September 12th, my little bully got let go. Now regardless of his attitude, I needed more than just me to work a company (it’s in the construction end of things) and so I’m in the office and on the field and borrowing staff from our sister company.

 

By October, our sister company was so busy I couldn’t borrow anyone, and I was getting borrowed. To the extent of working six days a week, and still trying to juggle the little company that I was trying to save, with no help, no training, no resources, and now no time.

 

I barely remember Christmas, but really we didn’t do anything for the holidays because everyone was so emotionally and physically spent that it would have just been a burden. Back to work we went, and I had to keep working for the sister company. With no help on the other one, even though there were big job offers and opportunities happening.

 

I failed. And as of Thursday of last week, I was told that my little failure was going to get shut down. That being said, the hardest part of it all, is that I’m over 15 weeks pregnant with twins. And if I lose my job, I don’t get maternity leave… with twins.

 

I’m upset, stressed out, and at a loss as to what to do anymore. Nobody hires pregnant women, and I have to consider welfare. With twins on the way.

 

I took a gamble and lost, and there are some poor innocent souls that are going to pay the consequences of my stupid wish to try to make something more of my life than just working a nine to fiver.

 

I’m tired of the stress, I’m tired of nothing working right, no stability and no option to get out. I’m fed up with people that don’t take responsibility for their actions and everything else that goes with it. I usually can think my way out of predicaments, but I’m burnt out and have nothing left to give.

 

I just want a job where I walk in do what I’m supposed to do and walk out at the end of the day. No extra projects, no glory, no respect, just work.

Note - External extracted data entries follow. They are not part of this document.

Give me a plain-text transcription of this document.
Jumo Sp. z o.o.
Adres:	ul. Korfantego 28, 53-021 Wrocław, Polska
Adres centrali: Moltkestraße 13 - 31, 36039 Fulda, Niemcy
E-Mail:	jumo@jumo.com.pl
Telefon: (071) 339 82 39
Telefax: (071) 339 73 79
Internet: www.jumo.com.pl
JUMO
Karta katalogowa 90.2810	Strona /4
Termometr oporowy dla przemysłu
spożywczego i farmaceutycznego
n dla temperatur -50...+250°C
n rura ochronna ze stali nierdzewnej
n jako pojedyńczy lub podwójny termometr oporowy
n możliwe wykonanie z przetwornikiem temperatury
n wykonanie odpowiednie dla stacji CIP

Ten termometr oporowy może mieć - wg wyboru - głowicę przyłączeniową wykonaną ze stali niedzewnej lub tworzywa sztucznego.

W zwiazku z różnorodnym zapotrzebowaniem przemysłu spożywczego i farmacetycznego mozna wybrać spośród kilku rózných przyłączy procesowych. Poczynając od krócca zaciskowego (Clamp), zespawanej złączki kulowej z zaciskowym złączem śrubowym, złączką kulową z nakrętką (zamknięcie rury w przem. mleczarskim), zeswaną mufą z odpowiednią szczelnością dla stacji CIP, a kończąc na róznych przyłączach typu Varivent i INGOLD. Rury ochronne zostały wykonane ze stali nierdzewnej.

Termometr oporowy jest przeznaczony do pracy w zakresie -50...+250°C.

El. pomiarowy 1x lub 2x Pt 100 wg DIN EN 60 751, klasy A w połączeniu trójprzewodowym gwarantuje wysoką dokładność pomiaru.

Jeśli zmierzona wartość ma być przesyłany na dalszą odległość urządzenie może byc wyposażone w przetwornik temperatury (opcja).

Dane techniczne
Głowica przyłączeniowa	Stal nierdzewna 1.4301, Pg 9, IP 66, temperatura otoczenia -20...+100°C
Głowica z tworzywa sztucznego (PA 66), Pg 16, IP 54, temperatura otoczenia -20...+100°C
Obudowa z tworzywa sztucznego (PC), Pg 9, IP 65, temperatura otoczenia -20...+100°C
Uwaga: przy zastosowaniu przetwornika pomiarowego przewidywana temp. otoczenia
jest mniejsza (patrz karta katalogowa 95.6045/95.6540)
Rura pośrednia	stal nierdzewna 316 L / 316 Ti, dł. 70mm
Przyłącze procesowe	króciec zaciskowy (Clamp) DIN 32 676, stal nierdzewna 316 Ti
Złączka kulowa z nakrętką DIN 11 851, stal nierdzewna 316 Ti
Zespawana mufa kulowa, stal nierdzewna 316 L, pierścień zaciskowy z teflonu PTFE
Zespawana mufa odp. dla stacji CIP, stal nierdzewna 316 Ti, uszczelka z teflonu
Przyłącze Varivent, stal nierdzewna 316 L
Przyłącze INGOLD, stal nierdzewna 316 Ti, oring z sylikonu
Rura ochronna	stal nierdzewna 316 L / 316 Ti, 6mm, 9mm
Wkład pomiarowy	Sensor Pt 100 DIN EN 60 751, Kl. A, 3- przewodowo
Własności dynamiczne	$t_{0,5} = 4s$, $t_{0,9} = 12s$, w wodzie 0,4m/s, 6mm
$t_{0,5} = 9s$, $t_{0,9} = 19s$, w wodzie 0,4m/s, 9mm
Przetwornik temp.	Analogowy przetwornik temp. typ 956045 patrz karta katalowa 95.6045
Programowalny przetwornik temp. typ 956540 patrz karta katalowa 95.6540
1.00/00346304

I haven’t done any of my hobbies or done anything I consider a pleasure or had a mental break in over a year from my life, and now I’m suffering all around for it.

 

I want to come home and have the energy to make stuff, enjoy cooking, do a little dance in my shower before I get too big to do it safely. I want to have the time to actually think about and be excited about becoming a parent. I want less stress, not more. Because things are already upside down backwards sideways.

 

I can’t do construction for the duration of my pregnancy, as it’s really uncomfortable already. I just want to work in an office filing stuff, and maybe answering phones etc. But, who would be willing to take me on, and wasting money training me for their particular system, to lose me by late August?

 

I wish I had some sort of wisdom gained from all of this, other than when you take risks, sometimes it works, and other times it doesn’t. And when you fail, it hurts.

 

And when it comes to being a “strong person” people are there to listen to you, but will most likely never have answers to your crazy predicaments.